I set up a correlation matrix in Excel. I then read it into R and do some adjustments to plot the Community Detection in the end. This works just fine.
To better adjust the plot, I use the function tkplot(). I get the error message:
Error in col[idx] <- substr(col[idx], 1, 7) : NAs are not allowed in subscripted assignment
I have a matrix of 49x49. I found out that the problem is created by a few numbers in this matrix. If I set them to 1, tkplot() works. Upon restarting R, these numbers are not the same anymore. I have to manually find them in the Excel by changing some to 1 and then check if the code works in R.
I am a novice in R - please apologize if someone has already answered this question in another thread.
My code is the following:
# Read Excel
correlationmatrix_Sustainability <- read_excel("Official Research.xlsx",
sheet = "Corr_Sustainability")
# Delete first column and rename rows
correlationmatrix_Sustainability <- correlationmatrix_Sustainability[,-1]
column_names_Sustainability <- colnames(correlationmatrix_Sustainability)
rownames(correlationmatrix_Sustainability) <- column_names_Sustainability
# Work the magic
distancematrix_Sustainability <- cor2dist(correlationmatrix_Sustainability)
# If instead, you do not want variables with negative correlation to be connected,
# just get rid of the absolute value above.

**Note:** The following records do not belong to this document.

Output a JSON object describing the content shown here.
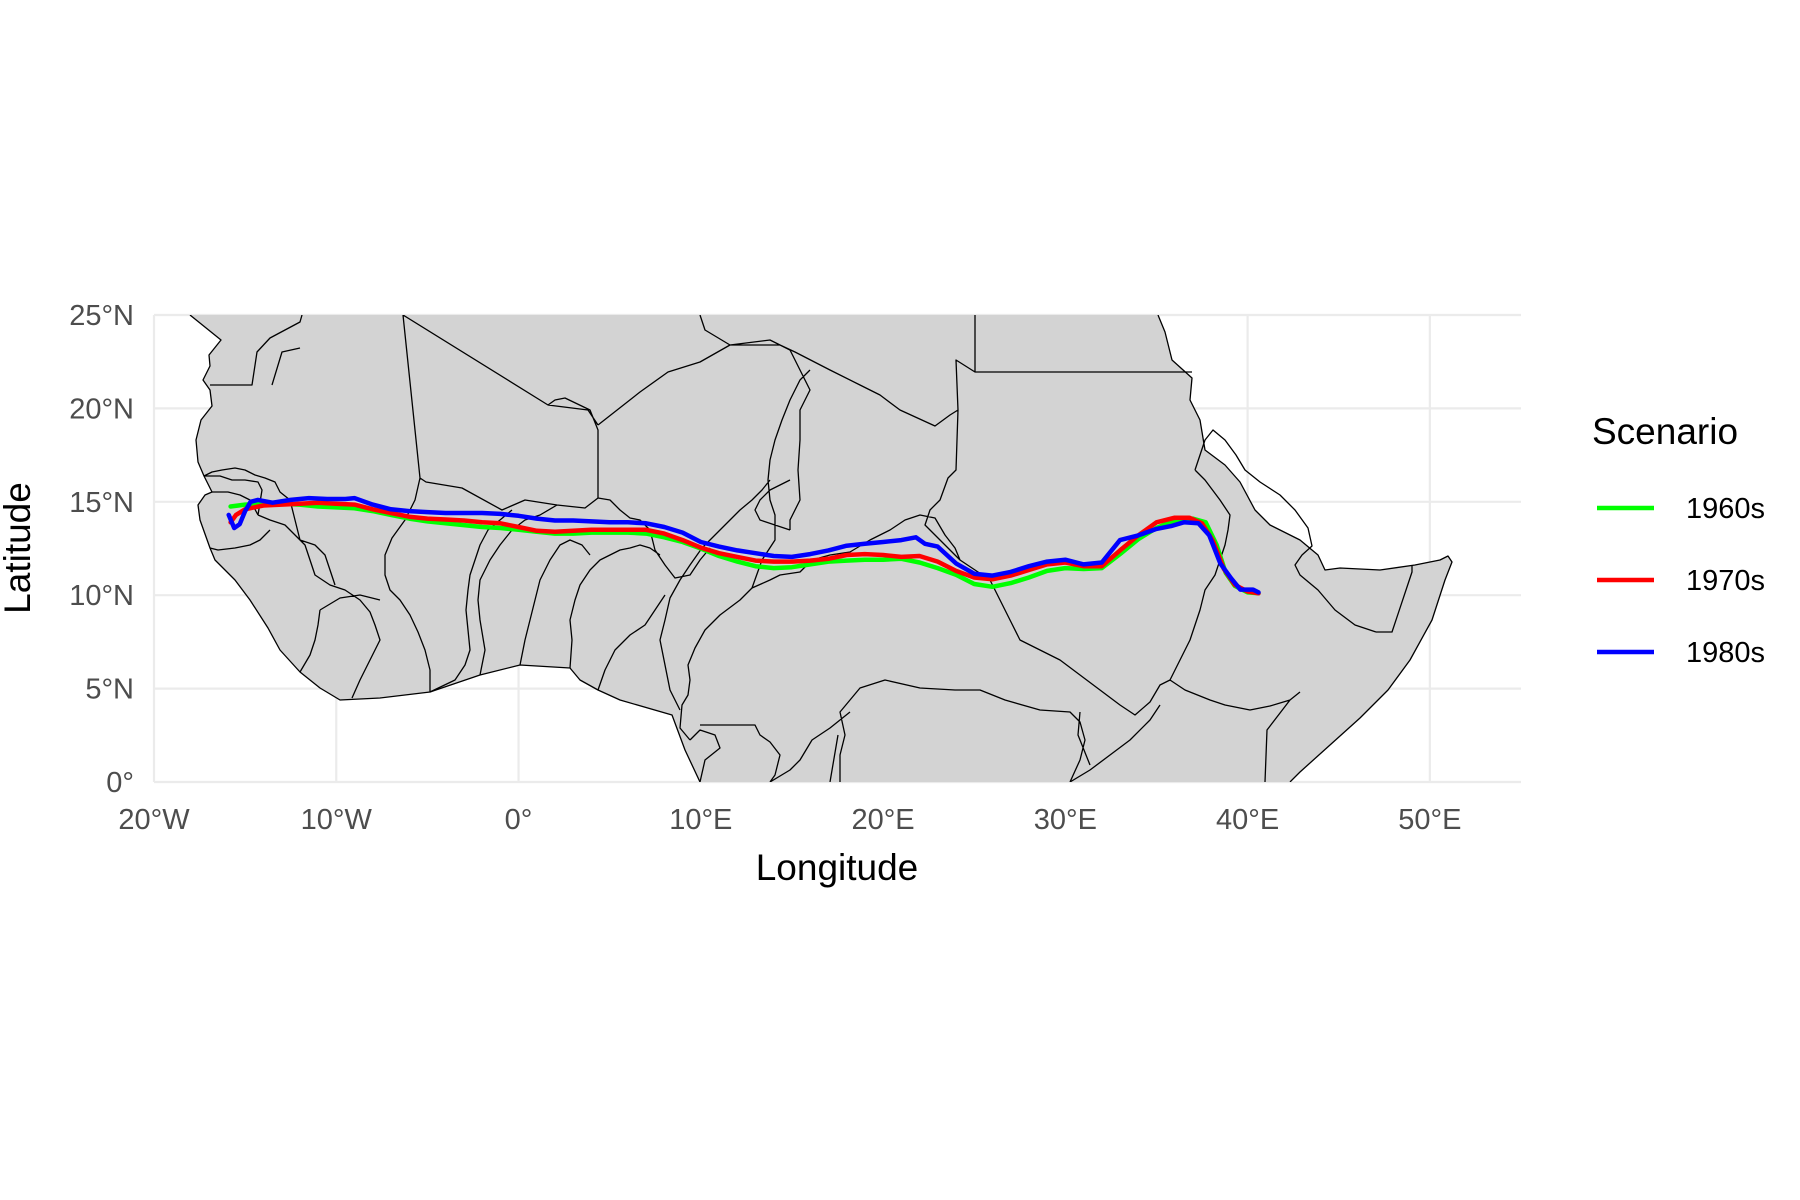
{
  "chart_data": {
    "type": "map",
    "title": "",
    "xlabel": "Longitude",
    "ylabel": "Latitude",
    "xlim": [
      -20,
      55
    ],
    "ylim": [
      0,
      25
    ],
    "x_ticks": [
      {
        "value": -20,
        "label": "20°W"
      },
      {
        "value": -10,
        "label": "10°W"
      },
      {
        "value": 0,
        "label": "0°"
      },
      {
        "value": 10,
        "label": "10°E"
      },
      {
        "value": 20,
        "label": "20°E"
      },
      {
        "value": 30,
        "label": "30°E"
      },
      {
        "value": 40,
        "label": "40°E"
      },
      {
        "value": 50,
        "label": "50°E"
      }
    ],
    "y_ticks": [
      {
        "value": 0,
        "label": "0°"
      },
      {
        "value": 5,
        "label": "5°N"
      },
      {
        "value": 10,
        "label": "10°N"
      },
      {
        "value": 15,
        "label": "15°N"
      },
      {
        "value": 20,
        "label": "20°N"
      },
      {
        "value": 25,
        "label": "25°N"
      }
    ],
    "grid": true,
    "basemap": {
      "land_color": "#d3d3d3",
      "border_color": "#000000"
    },
    "legend": {
      "title": "Scenario",
      "position": "right"
    },
    "series": [
      {
        "name": "1960s",
        "color": "#00ff00",
        "points": [
          [
            -15.8,
            14.75
          ],
          [
            -15,
            14.85
          ],
          [
            -14,
            14.9
          ],
          [
            -13,
            14.9
          ],
          [
            -12,
            14.85
          ],
          [
            -11,
            14.75
          ],
          [
            -10,
            14.7
          ],
          [
            -9,
            14.65
          ],
          [
            -8,
            14.5
          ],
          [
            -7,
            14.3
          ],
          [
            -6,
            14.1
          ],
          [
            -5,
            13.95
          ],
          [
            -4,
            13.85
          ],
          [
            -3,
            13.75
          ],
          [
            -2,
            13.65
          ],
          [
            -1,
            13.6
          ],
          [
            0,
            13.5
          ],
          [
            1,
            13.4
          ],
          [
            2,
            13.3
          ],
          [
            3,
            13.3
          ],
          [
            4,
            13.35
          ],
          [
            5,
            13.35
          ],
          [
            6,
            13.35
          ],
          [
            7,
            13.3
          ],
          [
            8,
            13.1
          ],
          [
            9,
            12.85
          ],
          [
            10,
            12.5
          ],
          [
            11,
            12.1
          ],
          [
            12,
            11.8
          ],
          [
            13,
            11.55
          ],
          [
            14,
            11.45
          ],
          [
            15,
            11.5
          ],
          [
            16,
            11.65
          ],
          [
            17,
            11.8
          ],
          [
            18,
            11.85
          ],
          [
            19,
            11.9
          ],
          [
            20,
            11.9
          ],
          [
            21,
            11.95
          ],
          [
            22,
            11.75
          ],
          [
            23,
            11.45
          ],
          [
            24,
            11.1
          ],
          [
            25,
            10.6
          ],
          [
            26,
            10.45
          ],
          [
            27,
            10.65
          ],
          [
            28,
            10.95
          ],
          [
            29,
            11.3
          ],
          [
            30,
            11.45
          ],
          [
            31,
            11.4
          ],
          [
            32,
            11.45
          ],
          [
            33,
            12.2
          ],
          [
            34,
            13.0
          ],
          [
            35,
            13.6
          ],
          [
            36,
            14.0
          ],
          [
            37,
            14.1
          ],
          [
            37.7,
            13.9
          ],
          [
            38.3,
            12.7
          ],
          [
            38.8,
            11.2
          ],
          [
            39.3,
            10.5
          ],
          [
            40,
            10.15
          ],
          [
            40.6,
            10.1
          ]
        ]
      },
      {
        "name": "1970s",
        "color": "#ff0000",
        "points": [
          [
            -15.8,
            13.9
          ],
          [
            -15.5,
            14.3
          ],
          [
            -15,
            14.6
          ],
          [
            -14,
            14.8
          ],
          [
            -13,
            14.85
          ],
          [
            -12,
            14.9
          ],
          [
            -11,
            14.95
          ],
          [
            -10,
            14.9
          ],
          [
            -9,
            14.85
          ],
          [
            -8,
            14.6
          ],
          [
            -7,
            14.4
          ],
          [
            -6,
            14.2
          ],
          [
            -5,
            14.1
          ],
          [
            -4,
            14.05
          ],
          [
            -3,
            14.0
          ],
          [
            -2,
            13.9
          ],
          [
            -1,
            13.85
          ],
          [
            0,
            13.65
          ],
          [
            1,
            13.45
          ],
          [
            2,
            13.4
          ],
          [
            3,
            13.45
          ],
          [
            4,
            13.5
          ],
          [
            5,
            13.5
          ],
          [
            6,
            13.5
          ],
          [
            7,
            13.5
          ],
          [
            8,
            13.3
          ],
          [
            9,
            12.95
          ],
          [
            10,
            12.55
          ],
          [
            11,
            12.25
          ],
          [
            12,
            12.05
          ],
          [
            13,
            11.85
          ],
          [
            14,
            11.8
          ],
          [
            15,
            11.8
          ],
          [
            16,
            11.85
          ],
          [
            17,
            11.95
          ],
          [
            18,
            12.15
          ],
          [
            19,
            12.2
          ],
          [
            20,
            12.15
          ],
          [
            21,
            12.05
          ],
          [
            22,
            12.1
          ],
          [
            23,
            11.8
          ],
          [
            24,
            11.3
          ],
          [
            25,
            10.95
          ],
          [
            26,
            10.85
          ],
          [
            27,
            11.05
          ],
          [
            28,
            11.35
          ],
          [
            29,
            11.65
          ],
          [
            30,
            11.75
          ],
          [
            31,
            11.55
          ],
          [
            32,
            11.55
          ],
          [
            33,
            12.4
          ],
          [
            34,
            13.2
          ],
          [
            35,
            13.9
          ],
          [
            36,
            14.15
          ],
          [
            36.8,
            14.15
          ],
          [
            37.5,
            13.85
          ],
          [
            38.1,
            12.9
          ],
          [
            38.7,
            11.4
          ],
          [
            39.3,
            10.55
          ],
          [
            40,
            10.2
          ],
          [
            40.6,
            10.1
          ]
        ]
      },
      {
        "name": "1980s",
        "color": "#0000ff",
        "points": [
          [
            -15.9,
            14.3
          ],
          [
            -15.6,
            13.6
          ],
          [
            -15.3,
            13.8
          ],
          [
            -15,
            14.5
          ],
          [
            -14.7,
            15.0
          ],
          [
            -14.3,
            15.1
          ],
          [
            -13.5,
            14.95
          ],
          [
            -12.5,
            15.1
          ],
          [
            -11.5,
            15.2
          ],
          [
            -10.5,
            15.15
          ],
          [
            -9.5,
            15.15
          ],
          [
            -9,
            15.2
          ],
          [
            -8,
            14.85
          ],
          [
            -7,
            14.6
          ],
          [
            -6,
            14.5
          ],
          [
            -5,
            14.45
          ],
          [
            -4,
            14.4
          ],
          [
            -3,
            14.4
          ],
          [
            -2,
            14.4
          ],
          [
            -1,
            14.35
          ],
          [
            0,
            14.25
          ],
          [
            1,
            14.1
          ],
          [
            2,
            14.0
          ],
          [
            3,
            14.0
          ],
          [
            4,
            13.95
          ],
          [
            5,
            13.9
          ],
          [
            6,
            13.9
          ],
          [
            7,
            13.85
          ],
          [
            8,
            13.65
          ],
          [
            9,
            13.35
          ],
          [
            10,
            12.85
          ],
          [
            11,
            12.6
          ],
          [
            12,
            12.4
          ],
          [
            13,
            12.25
          ],
          [
            14,
            12.1
          ],
          [
            15,
            12.05
          ],
          [
            16,
            12.2
          ],
          [
            17,
            12.4
          ],
          [
            18,
            12.65
          ],
          [
            19,
            12.75
          ],
          [
            20,
            12.85
          ],
          [
            21,
            12.95
          ],
          [
            21.8,
            13.1
          ],
          [
            22.3,
            12.75
          ],
          [
            23,
            12.6
          ],
          [
            24,
            11.7
          ],
          [
            25,
            11.15
          ],
          [
            26,
            11.05
          ],
          [
            27,
            11.25
          ],
          [
            28,
            11.55
          ],
          [
            29,
            11.8
          ],
          [
            30,
            11.9
          ],
          [
            31,
            11.65
          ],
          [
            32,
            11.75
          ],
          [
            33,
            12.95
          ],
          [
            34,
            13.2
          ],
          [
            35,
            13.55
          ],
          [
            35.8,
            13.7
          ],
          [
            36.5,
            13.9
          ],
          [
            37.3,
            13.85
          ],
          [
            37.9,
            13.2
          ],
          [
            38.5,
            11.7
          ],
          [
            39.1,
            10.9
          ],
          [
            39.6,
            10.3
          ],
          [
            40.3,
            10.3
          ],
          [
            40.6,
            10.15
          ]
        ]
      }
    ]
  }
}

This should be much less connected
DM2_Sustainability <- as.matrix(distancematrix_Sustainability)
## Zero out connections where there is low correlation
DM2_Sustainability[correlationmatrix_Sustainability < 0] = 0
# Correlation matrix as long list
matrix(DM2_Sustainability, dimnames=list(t(outer(colnames(DM2_Sustainability), rownames(DM2_Sustainability), FUN=paste)), NULL))
# Number of companies per node
nodes_Sustainability <- read_excel("Official Research.xlsx",
sheet = "Nodes_Sustainability", col_names = TRUE)
# Edges: Correlation matrix as long list
correlationmatrix_Sustainability[correlationmatrix_Sustainability < 0] = 0
correlation_Sustainability <- as.data.frame(correlationmatrix_Sustainability)
rownames(correlation_Sustainability) <- column_names_Sustainability
correlation_Sustainability$rownames <- rownames(correlation_Sustainability)
edges_Sustainability <- melt(correlation_Sustainability,id.vars = "rownames")
colnames(edges_Sustainability) <- c("1","2","weights")
edges_Sustainability <- edges_Sustainability[edges_Sustainability$weights>0, ]
edges_Sustainability <- edges_Sustainability[complete.cases(edges_Sustainability$weights),]
graph_Sustainability <- graph_from_data_frame(d=edges_Sustainability,vertices = nodes_Sustainability,directed = FALSE)
# Louvain Method for community detection
clusterlouvain_Sustainability <- cluster_louvain(graph_Sustainability,weights = edges_Sustainability$weights)
# Change width of arrows based on correlation weight
scaling_factor <- 25 # Define a scaling factor (adjust this according to your preference)
E(graph_Sustainability)$width <- E(graph_Sustainability)$weights*scaling_factor
# Change size of nodes based on company count
V(graph_Sustainability)$size <- V(graph_Sustainability)$Count
# Plot graph
plot(graph_Sustainability, layout=layout_nicely, vertex.color=rainbow(5, alpha=0.6)
[clusterlouvain_Sustainability$membership],edge.width=E(graph_Sustainability)$width,
red=100) # Use res to increase resolution
# Get rid of unnecessary edges
cut.off <- 0.4 # Get rid of all edges with correlation < 0.1
graph_Sustainability.reduced <- delete_edges(graph_Sustainability, E(graph_Sustainability)[weights<cut.off])
plot(graph_Sustainability.reduced, layout=layout_nicely, vertex.color=rainbow(5, alpha=0.6)
[clusterlouvain_Sustainability$membership],edge.width=E(graph_Sustainability)$width)
# Change placement of nodes myself
# Use Fruchterman-Reingold or Kamada-Kawai
tkplot(graph_Sustainability, layout=layout_nicely, vertex.color=rainbow(5, alpha=0.6) # Not reduced
[clusterlouvain_Sustainability$membership],edge.width=E(graph_Sustainability)$width,
red=100)
tkplot(graph_Sustainability.reduced, layout=layout_nicely, vertex.color=rainbow(5, alpha=0.6) # Reduced
[clusterlouvain_Sustainability$membership],edge.width=E(graph_Sustainability)$width,
red=100)`
I changed all numbers of the correlation matrix to 1 and also used different functions to read the Excel. Neither worked.